Même si nous ne percevons pas cette rivalité ici à PiNG entre Rennes et Nantes, nous regrettons que les collectivités dans un cadre plus général, jouent le jeu du la compétition plutôt que celui de la coopération et de la collaboration. En tant qu'association oeuvrant pour la défense et l'enrichissement des biens communs, PiNG travaille au quotidien pour envisager le numérique et ses usages sous un angle plus équitable basé sur des notions telles que l'entraide, la collaboration, l'économie relocalisée, les circuits courts, l'éducation populaire. Les questions de territoire dépassent souvent les découpages administratifs, nous travaillons beaucoup à l'international, sur des forums en ligne,... Ainsi, nous croisons Rennes dans cette dynamique au travers des initiatives telles que BUG, LabFab ou Jardins Numériques, ainsi que le hackerspace. J'en profite pour leur transmettre un chaleureux bonjour !
Existe-t-il une organisation « nantaise » sur le numérique, différente de l’approche rennaise ?

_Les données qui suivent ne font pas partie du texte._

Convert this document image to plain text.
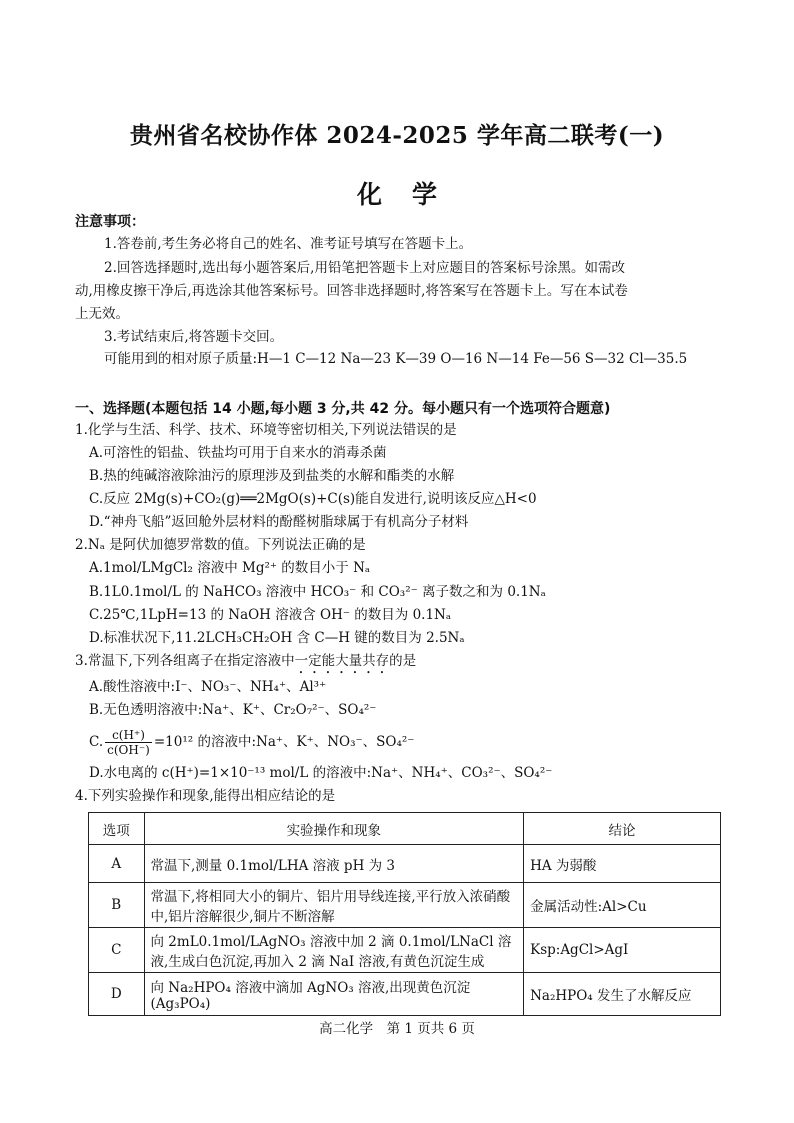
贵州省名校协作体 2024-2025 学年高二联考(一)
化学
注意事项：
1.答卷前,考生务必将自己的姓名、准考证号填写在答题卡上。
2.回答选择题时,选出每小题答案后,用铅笔把答题卡上对应题目的答案标号涂黑。如需改
动,用橡皮擦干净后,再选涂其他答案标号。回答非选择题时,将答案写在答题卡上。写在本试卷
上无效。
3.考试结束后,将答题卡交回。
可能用到的相对原子质量:H—1 C—12 Na—23 K—39 O—16 N—14 Fe—56 S—32 Cl—35.5
一、选择题(本题包括 14 小题,每小题 3 分,共 42 分。每小题只有一个选项符合题意)
1.化学与生活、科学、技术、环境等密切相关,下列说法错误的是
A.可溶性的铝盐、铁盐均可用于自来水的消毒杀菌
B.热的纯碱溶液除油污的原理涉及到盐类的水解和酯类的水解
C.反应 2Mg(s)+CO₂(g)══2MgO(s)+C(s)能自发进行,说明该反应△H<0
D.“神舟飞船”返回舱外层材料的酚醛树脂球属于有机高分子材料
2.Nₐ 是阿伏加德罗常数的值。下列说法正确的是
A.1mol/LMgCl₂ 溶液中 Mg²⁺ 的数目小于 Nₐ
B.1L0.1mol/L 的 NaHCO₃ 溶液中 HCO₃⁻ 和 CO₃²⁻ 离子数之和为 0.1Nₐ
C.25℃,1LpH=13 的 NaOH 溶液含 OH⁻ 的数目为 0.1Nₐ
D.标准状况下,11.2LCH₃CH₂OH 含 C—H 键的数目为 2.5Nₐ
3.常温下,下列各组离子在指定溶液中一定能大量共存的是
A.酸性溶液中:I⁻、NO₃⁻、NH₄⁺、Al³⁺
B.无色透明溶液中:Na⁺、K⁺、Cr₂O₇²⁻、SO₄²⁻
C. $\frac{c(H^+)}{c(OH^-)} =10^{12}$ 的溶液中:Na⁺、K⁺、NO₃⁻、SO₄²⁻
D.水电离的 c(H⁺)=1×10⁻¹³ mol/L 的溶液中:Na⁺、NH₄⁺、CO₃²⁻、SO₄²⁻
4.下列实验操作和现象,能得出相应结论的是
选项	实验操作和现象	结论
A	常温下,测量 0.1mol/LHA 溶液 pH 为 3	HA 为弱酸
B	常温下,将相同大小的铜片、铝片用导线连接,平行放入浓硝酸中,铝片溶解很少,铜片不断溶解	金属活动性:Al>Cu
C	向 2mL0.1mol/LAgNO₃ 溶液中加 2 滴 0.1mol/LNaCl 溶液,生成白色沉淀,再加入 2 滴 NaI 溶液,有黄色沉淀生成	Ksp:AgCl>AgI
D	向 Na₂HPO₄ 溶液中滴加 AgNO₃ 溶液,出现黄色沉淀(Ag₃PO₄)	Na₂HPO₄ 发生了水解反应
高二化学　第 1 页共 6 页
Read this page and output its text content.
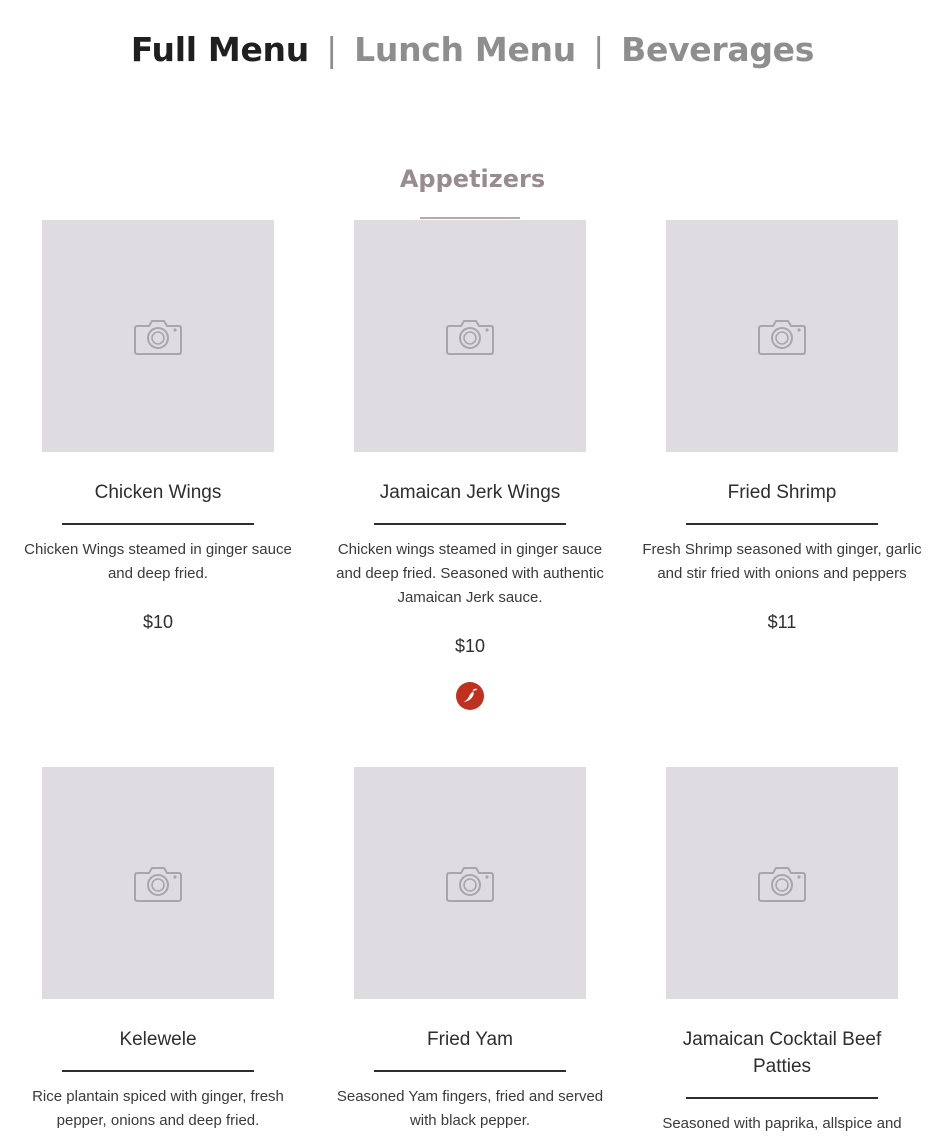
Full Menu | Lunch Menu | Beverages
Appetizers
Chicken Wings
Chicken Wings steamed in ginger sauce and deep fried.
$10
Jamaican Jerk Wings
Chicken wings steamed in ginger sauce and deep fried. Seasoned with authentic Jamaican Jerk sauce.
$10
Fried Shrimp
Fresh Shrimp seasoned with ginger, garlic and stir fried with onions and peppers
$11
Kelewele
Rice plantain spiced with ginger, fresh pepper, onions and deep fried.
Fried Yam
Seasoned Yam fingers, fried and served with black pepper.
Jamaican Cocktail Beef Patties
Seasoned with paprika, allspice and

C’est ce que sous-tendait l’analyse de Raphaël Suire, publiée dans le numéro 23 (mai-juin) de Place Publique. Qu’en pensez-vous ? Le numérique dont parle Raphaël Suire est celui qui s'insère dans le « marché monde » comme il le dit, dans une vision de l'économie numérique « biberonnée » aux success stories de la Silicon Valley et qui s'appuie sur un modèle ultra-libéral, compétitif, où « les réels gagnants seront peux nombreux ». Il évoque le numérique et ses fruits financiers potentiels comme une manne dans laquelle il faut se positionner pour tirer son épingle du jeu. En ce sens, Nantes et Rennes disposent toutes les deux de cantines numériques qui bouillonnent de start-ups, même si, bien heureusement, toutes ne sont pas dans cette dynamique féroce qu'évoque Suire. Pour ce qui concerne la Chose publique, il y a à Nantes comme à Rennes des initiatives en direction d'un public toujours plus large qui demande à comprendre plus facilement les innovations incessantes des industries. Le climat actuel d'accélération laisse beaucoup de notions démocratiques sur le bas côté au profit d'une course exponentielle vers un cyber-monde. C'est ainsi que l'on passe à côté de la pédagogie liée aux technologies numériques, des échanges et débats citoyens sur les transformations liées au numérique, des politiques publiques engagées sur des questions cruciales liées aux usages (neutralité de l'internet, partage des connaissances et contenus culturels, apprentissage et appropriation des technologies, biens communs de la connaissance, obsolescence des objets, économie locale et soutenable liée au numérique etc.). Il s'agit donc de remanier la lecture que l'on a du numérique pour passer d'un prisme purement économique à une vision qui soit recentrée sur le numérique comme élément majeur dans l'espace démocratique, social, sociétal et urbain. Pour dépasser les rivalités potentielles, les deux métropoles pourraient s'inspirer du travail entamé par la ville de Brest sur les notions de biens communs, en mêlant démarches participatives et contributives.